Going to the Dogs is a 1986 play by Dutch writer, artist, and television director Wim T. Schippers. It premiered on 19 September to a sell-out audience in the Stadsschouwburg in Amsterdam, with six German Shepherds, allegedly trained as actors by the Amsterdam police, as the performers. The play provoked national and international attention, and even drew protest from an animal rights group.

==Background==
Schippers, who had gained a reputation as an artist creating unusual works of visual art in the 1960s (for instance, his Pindakaasvloer consisted of a floor covered in peanut butter), conceived of the idea for the play in the early 1970s, and explained that the six dogs had been acquired as puppies and had received acting lessons from the Amsterdam police. The real spectacle, he said, was "the curious fact that people will actually come to the theatre to watch dogs eating, barking, urinating, fighting, sleeping and playing".

==Plot and acting==
The plot was called "familiar" in one review, and was described as "a Byzantine love story set in a rambling country manor": a young girl introduces her boyfriend to her parents, and plays up emotions like "love, jealousy, curiosity, and parental worries". The actors were prompted by "pieces of meat and cookies thrown into [sic] the appropriate direction". About the meaning of the dogs' acting, Schippers said that humans act on stage but "dogs remain normal.
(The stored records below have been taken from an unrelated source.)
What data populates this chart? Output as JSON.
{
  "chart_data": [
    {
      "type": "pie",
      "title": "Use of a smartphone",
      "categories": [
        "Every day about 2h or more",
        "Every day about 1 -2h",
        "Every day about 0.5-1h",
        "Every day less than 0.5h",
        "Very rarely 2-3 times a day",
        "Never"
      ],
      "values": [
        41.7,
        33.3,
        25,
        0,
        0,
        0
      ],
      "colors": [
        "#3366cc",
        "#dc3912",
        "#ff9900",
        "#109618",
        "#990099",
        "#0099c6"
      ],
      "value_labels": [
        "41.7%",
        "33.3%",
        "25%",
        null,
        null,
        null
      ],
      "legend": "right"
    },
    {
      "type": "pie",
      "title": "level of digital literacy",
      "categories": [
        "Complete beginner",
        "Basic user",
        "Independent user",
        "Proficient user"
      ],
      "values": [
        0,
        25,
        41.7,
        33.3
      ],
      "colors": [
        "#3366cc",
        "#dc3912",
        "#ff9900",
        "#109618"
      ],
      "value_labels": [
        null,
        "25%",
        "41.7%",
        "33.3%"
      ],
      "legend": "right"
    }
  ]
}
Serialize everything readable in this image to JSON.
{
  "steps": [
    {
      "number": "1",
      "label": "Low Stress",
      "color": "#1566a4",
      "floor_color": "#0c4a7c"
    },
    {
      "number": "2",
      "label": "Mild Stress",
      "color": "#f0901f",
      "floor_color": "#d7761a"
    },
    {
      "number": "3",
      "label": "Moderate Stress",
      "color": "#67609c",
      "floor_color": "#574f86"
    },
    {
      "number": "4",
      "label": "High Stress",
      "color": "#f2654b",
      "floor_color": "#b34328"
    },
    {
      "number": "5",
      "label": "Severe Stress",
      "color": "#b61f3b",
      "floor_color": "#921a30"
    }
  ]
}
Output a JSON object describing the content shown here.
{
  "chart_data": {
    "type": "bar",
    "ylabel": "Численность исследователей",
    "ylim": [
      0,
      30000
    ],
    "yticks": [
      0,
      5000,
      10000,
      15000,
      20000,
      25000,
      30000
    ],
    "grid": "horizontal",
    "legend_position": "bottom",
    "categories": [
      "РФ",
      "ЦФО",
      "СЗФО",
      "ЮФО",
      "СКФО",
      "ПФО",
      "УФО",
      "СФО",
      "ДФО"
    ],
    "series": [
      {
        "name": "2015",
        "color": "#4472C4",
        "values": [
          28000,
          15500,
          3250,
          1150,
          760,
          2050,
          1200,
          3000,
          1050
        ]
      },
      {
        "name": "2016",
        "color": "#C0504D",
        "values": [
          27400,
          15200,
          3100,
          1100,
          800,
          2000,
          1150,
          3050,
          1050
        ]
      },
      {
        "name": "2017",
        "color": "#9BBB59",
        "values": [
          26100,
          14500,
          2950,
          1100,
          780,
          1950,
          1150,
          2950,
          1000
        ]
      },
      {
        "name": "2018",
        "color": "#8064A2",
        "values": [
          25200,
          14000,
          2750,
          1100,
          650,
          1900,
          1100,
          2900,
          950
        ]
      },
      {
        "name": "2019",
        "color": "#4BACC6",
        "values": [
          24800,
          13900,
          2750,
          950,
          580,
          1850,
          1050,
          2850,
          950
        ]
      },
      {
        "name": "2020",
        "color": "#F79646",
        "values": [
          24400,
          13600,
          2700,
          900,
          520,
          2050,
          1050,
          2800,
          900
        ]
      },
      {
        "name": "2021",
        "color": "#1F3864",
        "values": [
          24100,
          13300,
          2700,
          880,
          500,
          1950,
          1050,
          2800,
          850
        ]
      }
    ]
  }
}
Thinking about that gives you a new perspective on the theater".

==Reception==
The play attracted national and international attention both before and after its sold-out 19 September 1986 premiere and provoked much controversy; questions were asked in Dutch parliament about why such an absurdist play received government subsidies. Not all were positive: reportedly some people (including the theater manager) left the performance early in dismay, and an action group, "The Underdog", protested against what they saw as animal abuse.

A performance of the play was released in 2008 on the two DVD set of Schippers' television drama series Op zoek naar Yolanda (1984), along with the television productions Sans rancune (1987) and De bruine jurk (1988). In 2011, lead actress Ilja van Vinkeloord (1981–1996) was honored with a portrait in the Stadschouwburg's gallery, hung among portraits of such veteran Dutch actors as Kitty Courbois, Joop Admiraal, and Mary Dresselhuys.